Gorbachev but the expectations of the Czechoslovak public kinda disappointed. Before the visit, he had a reputation as a thrift shopper who does everything differently than his predecessors. But his empty phrases about good people and understanding between socialist states showed people that he is still, above all, the General Secretary of the Central Committee of the CPSU.
It was expected that he would make a statement about the occupation in August 1968, which was a very key point in mutual relations. But Gorbachev did not. Nor did he sink the party leadership in any way, even though behind the scenes at that time there was talk of replacing Gustáv Husák (finally Milouš Jakeš would replace him in December of that year as a compromise candidate between different party wings).

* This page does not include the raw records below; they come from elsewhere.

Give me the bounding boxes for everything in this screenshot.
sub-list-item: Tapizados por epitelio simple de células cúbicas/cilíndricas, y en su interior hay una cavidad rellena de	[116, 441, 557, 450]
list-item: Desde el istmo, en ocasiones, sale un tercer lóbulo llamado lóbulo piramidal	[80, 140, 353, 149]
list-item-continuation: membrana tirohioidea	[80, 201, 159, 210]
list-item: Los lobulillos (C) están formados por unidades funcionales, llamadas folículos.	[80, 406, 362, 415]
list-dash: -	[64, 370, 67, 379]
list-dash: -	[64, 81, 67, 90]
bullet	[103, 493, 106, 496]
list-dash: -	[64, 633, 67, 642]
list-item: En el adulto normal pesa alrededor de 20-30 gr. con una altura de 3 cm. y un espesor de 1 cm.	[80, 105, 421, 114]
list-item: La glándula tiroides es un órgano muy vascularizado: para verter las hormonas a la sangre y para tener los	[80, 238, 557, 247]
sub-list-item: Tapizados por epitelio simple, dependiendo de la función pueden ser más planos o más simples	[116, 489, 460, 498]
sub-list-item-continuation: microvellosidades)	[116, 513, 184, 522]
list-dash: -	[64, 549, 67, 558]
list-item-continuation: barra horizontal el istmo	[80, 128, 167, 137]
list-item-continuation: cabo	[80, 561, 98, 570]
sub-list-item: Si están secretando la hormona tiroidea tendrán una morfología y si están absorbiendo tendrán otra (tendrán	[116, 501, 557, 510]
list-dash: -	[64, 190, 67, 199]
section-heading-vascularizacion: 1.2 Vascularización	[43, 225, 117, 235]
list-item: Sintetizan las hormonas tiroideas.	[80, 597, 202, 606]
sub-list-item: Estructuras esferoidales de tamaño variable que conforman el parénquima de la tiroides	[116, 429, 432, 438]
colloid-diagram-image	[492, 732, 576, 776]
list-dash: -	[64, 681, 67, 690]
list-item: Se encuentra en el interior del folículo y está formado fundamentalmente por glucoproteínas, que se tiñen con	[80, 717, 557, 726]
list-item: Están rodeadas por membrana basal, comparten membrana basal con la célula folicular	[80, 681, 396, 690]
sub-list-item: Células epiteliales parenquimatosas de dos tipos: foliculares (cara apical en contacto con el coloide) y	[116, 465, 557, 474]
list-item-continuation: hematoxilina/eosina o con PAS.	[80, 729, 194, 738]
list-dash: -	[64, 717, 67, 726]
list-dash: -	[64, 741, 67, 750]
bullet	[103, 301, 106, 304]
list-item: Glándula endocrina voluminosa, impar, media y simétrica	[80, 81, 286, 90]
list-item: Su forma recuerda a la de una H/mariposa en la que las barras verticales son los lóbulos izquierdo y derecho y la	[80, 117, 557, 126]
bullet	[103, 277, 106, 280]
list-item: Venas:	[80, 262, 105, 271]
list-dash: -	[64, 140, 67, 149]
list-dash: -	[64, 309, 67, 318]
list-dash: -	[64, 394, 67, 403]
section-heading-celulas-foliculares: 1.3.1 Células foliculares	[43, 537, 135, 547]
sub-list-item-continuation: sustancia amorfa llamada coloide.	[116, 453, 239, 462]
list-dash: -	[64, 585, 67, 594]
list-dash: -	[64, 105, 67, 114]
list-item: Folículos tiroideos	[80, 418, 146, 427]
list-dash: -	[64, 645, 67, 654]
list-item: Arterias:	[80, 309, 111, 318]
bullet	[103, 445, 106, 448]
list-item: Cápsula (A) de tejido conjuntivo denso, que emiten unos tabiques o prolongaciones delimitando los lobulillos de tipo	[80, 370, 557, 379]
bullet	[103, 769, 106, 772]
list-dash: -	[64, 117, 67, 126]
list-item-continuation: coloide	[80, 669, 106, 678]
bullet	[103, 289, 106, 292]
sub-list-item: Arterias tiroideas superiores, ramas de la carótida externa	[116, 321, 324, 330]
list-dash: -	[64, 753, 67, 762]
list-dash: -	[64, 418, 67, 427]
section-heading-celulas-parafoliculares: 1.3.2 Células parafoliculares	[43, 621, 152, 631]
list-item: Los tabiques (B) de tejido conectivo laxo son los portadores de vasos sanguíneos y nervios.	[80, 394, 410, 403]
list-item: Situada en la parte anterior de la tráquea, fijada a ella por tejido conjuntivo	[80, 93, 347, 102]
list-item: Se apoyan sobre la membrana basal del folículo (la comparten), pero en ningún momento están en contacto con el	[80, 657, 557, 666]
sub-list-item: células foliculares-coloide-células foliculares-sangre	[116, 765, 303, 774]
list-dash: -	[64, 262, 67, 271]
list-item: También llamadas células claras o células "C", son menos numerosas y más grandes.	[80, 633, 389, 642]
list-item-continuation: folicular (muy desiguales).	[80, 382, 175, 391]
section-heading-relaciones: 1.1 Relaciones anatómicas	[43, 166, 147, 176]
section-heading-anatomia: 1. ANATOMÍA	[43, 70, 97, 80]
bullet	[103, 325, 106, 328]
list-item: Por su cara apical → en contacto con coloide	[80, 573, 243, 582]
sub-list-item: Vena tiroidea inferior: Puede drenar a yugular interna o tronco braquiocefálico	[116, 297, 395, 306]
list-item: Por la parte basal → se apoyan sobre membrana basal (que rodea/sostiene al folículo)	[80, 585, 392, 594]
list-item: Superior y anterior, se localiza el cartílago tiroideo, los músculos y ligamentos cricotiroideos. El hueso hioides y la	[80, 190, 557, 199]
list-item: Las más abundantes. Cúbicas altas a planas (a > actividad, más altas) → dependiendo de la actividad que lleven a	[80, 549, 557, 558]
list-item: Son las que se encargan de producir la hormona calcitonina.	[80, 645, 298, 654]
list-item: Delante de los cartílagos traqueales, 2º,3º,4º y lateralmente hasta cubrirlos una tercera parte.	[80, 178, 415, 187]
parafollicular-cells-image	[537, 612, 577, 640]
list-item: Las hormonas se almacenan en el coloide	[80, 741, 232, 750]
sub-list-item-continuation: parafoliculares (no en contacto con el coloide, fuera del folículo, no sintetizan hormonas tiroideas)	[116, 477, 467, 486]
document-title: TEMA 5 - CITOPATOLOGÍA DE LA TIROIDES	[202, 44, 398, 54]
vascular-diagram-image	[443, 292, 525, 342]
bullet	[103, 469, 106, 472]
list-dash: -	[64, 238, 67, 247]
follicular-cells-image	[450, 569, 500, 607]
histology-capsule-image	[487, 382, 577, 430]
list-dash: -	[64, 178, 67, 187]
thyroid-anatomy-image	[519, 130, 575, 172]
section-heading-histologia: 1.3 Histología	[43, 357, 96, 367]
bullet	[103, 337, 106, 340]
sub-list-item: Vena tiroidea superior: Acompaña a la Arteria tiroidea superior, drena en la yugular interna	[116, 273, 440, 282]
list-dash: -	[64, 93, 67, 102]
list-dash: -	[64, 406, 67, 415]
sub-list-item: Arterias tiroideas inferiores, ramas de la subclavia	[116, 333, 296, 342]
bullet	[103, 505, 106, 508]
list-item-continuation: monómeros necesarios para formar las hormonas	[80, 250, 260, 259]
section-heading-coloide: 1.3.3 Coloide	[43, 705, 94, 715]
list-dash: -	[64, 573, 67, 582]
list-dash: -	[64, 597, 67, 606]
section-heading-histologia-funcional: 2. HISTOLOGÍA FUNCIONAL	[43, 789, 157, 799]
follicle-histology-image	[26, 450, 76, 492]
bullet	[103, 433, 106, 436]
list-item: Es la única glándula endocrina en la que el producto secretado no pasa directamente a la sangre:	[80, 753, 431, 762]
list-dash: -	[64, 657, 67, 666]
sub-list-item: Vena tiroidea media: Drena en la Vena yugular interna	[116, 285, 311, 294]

Despite this failure in Prague, Gorbachev remained an idol in Czechoslovakia. He got into novels, even the forester from Spořilovsk, Honza Nedvěd, named one of his opus at the time Song for Mr. Gorbachev.
And after 1989, everyone knows that his contributions to the peaceful end of the Cold War and freedom for the nation of Central and Eastern Europe are absolutely crucial.
One of the most important statesmen of the second half of the twentieth century has passed away, leaving behind a great work in world history. And it doesn’t really matter what he really wanted to prove and what came more by mistake and coincidence.
Even though Václav Havel wrote about an unteachable nation, Mikhail Gorbachev was fundamentally responsible for our freedom.